BTC's IV term structure reversed on August 4, the day before BTC fell below $50,000 for the first time since February. This indicates panic in the market and suggests an increased likelihood of a risk event occurring in the short term.
The term structure returned before the overall market recovered. However, IV continued to trend upward even after the decline. This shows that despite the BTC price rebound, there was still an increased risk perception in the market.
Visualize market crashes in real time
One of several ways to visualize IVs using data in Kaiko is to create IV surfaces. This also allows us to show how the IV changed in terms of strike price and time to expiry during the August crash.
You can see that on August 4, before the market turmoil intensified, the IV for out-of-the-money options with higher strike prices and longer maturities was still relatively high. However, the market had begun to price in a certain amount of risk in anticipation of large price movements.
By the next day, Monday, August 5th, we can see a clear spike in IV (yellow) with higher strike prices for options expiring in the near future. The rise in short-term IV indicates that there was a growing demand for protection against sharp price fluctuations in the underlying asset, BTC. This was happening at a time when the market was showing signs of stress, symbolized by the hump on the IV surface.

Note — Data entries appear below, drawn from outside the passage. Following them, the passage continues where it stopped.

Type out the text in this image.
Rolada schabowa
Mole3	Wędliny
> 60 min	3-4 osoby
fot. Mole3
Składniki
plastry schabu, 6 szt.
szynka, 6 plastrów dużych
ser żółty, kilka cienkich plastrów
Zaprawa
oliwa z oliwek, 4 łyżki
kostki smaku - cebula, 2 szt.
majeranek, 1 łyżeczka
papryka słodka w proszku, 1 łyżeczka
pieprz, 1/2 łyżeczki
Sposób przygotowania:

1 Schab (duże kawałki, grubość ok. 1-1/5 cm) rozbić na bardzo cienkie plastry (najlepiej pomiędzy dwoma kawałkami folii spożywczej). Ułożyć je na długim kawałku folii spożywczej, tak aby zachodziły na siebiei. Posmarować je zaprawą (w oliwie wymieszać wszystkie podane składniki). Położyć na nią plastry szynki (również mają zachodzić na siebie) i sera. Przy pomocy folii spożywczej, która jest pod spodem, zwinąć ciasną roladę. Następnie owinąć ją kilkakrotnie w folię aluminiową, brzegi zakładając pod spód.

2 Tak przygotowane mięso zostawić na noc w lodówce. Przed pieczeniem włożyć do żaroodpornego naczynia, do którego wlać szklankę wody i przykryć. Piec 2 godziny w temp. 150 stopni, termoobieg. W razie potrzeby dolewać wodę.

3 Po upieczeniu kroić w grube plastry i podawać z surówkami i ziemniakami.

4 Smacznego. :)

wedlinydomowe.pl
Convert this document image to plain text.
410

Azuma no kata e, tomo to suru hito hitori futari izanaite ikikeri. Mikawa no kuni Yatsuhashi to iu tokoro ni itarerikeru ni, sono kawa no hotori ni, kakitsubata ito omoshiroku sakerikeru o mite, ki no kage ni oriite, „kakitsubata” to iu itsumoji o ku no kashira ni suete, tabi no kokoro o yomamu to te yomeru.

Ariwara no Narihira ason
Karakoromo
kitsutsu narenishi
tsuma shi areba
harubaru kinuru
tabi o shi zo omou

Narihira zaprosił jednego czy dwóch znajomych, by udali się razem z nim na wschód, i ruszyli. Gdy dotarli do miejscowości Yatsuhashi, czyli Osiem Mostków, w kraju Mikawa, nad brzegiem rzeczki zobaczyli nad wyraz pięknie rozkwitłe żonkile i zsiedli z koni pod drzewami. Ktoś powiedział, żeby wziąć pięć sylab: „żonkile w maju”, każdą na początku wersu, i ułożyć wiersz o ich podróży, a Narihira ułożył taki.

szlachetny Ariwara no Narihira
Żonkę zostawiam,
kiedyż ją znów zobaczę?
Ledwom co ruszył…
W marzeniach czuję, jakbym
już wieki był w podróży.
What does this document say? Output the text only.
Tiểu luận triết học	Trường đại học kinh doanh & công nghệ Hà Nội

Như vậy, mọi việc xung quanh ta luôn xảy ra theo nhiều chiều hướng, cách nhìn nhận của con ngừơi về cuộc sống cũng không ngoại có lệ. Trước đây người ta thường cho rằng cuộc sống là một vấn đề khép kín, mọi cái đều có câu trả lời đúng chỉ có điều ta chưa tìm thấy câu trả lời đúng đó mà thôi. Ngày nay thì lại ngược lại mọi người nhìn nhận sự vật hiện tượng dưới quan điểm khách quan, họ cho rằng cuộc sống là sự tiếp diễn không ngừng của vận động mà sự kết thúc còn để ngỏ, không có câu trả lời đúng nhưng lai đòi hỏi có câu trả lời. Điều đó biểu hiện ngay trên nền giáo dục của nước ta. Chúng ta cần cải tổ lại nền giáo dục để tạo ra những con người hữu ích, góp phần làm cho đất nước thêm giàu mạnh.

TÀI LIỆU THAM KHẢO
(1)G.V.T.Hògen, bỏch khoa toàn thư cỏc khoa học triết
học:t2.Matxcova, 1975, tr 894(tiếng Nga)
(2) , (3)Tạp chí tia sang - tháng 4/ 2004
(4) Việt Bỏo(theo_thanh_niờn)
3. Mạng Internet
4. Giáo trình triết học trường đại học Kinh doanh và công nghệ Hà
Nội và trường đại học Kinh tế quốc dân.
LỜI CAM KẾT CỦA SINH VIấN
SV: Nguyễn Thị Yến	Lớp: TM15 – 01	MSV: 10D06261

What are the factors driving volatility in the fourth quarter?
Aside from increased volatility related to the August crash, the crypto market was relatively quiet in the third quarter. At least until last week, the U.S. Federal Reserve cut interest rates by 50 basis points and signaled two more cuts before the end of the year.
The central bank is scheduled to hold two more meetings before the end of the year, on November 7 and December 18. Last week's big rate cut increased risk-on sentiment, and the October 4 contract briefly reversed, as you can see in the chart below. Oct. 25 contract before returning to normal term structure.
The November 8th contract also temporarily reversed, which is noteworthy. The special US election contract offered by Deribit expires just three days after Americans go to the polls and just one day after the Fed's next meeting.
The increasing slope on the right side of the IV Smile chart below suggests an increase in call demand, indicating growing bullish sentiment in the crypto options market. The IV smile for the November 8 contract is very high, suggesting that these two events could lead to increased volatility. The smiles on both the November 8th and November 29th contracts are tilted slightly to the right, indicating bullish sentiment in the market.
While interest rate cuts have been the main driver of this month's rise in prices, some of the increased bullish mood can be attributed to the US election.
The influence of cryptocurrencies in politics has increased significantly this year after former President Donald Trump pledged to support digital assets in the United States and also spoke at a Bitcoin conference in August. Most recently, Democratic candidate Kamala Harris said she supports U.S. digital asset innovation.
IV on US election contracts soared in the lead-up to the first debate between Kamala Harris and Donald Trump in September. Volume also increased on the day of the debate, with traders buying $38 million worth of put options after Donald Trump reportedly underperformed in the debate. However, just two days later, traders rushed to call after strong US inflation data.
conclusion
IV can play an important role in determining and managing risk and measuring sentiment in options markets.
By looking at IV, you can see where the demand is in the options market. This demand is often a precursor to spot market movements, as we saw in the August crash, as demand increased just before BTC fell to its lowest since February.
IV is also useful in assessing market sentiment. For example, increased bullishness after the Fed's first rate cut and Harris' comments on digital assets mean the market is poised for Bitcoin to outperform in Q4 after a lackluster Q3. It suggests that.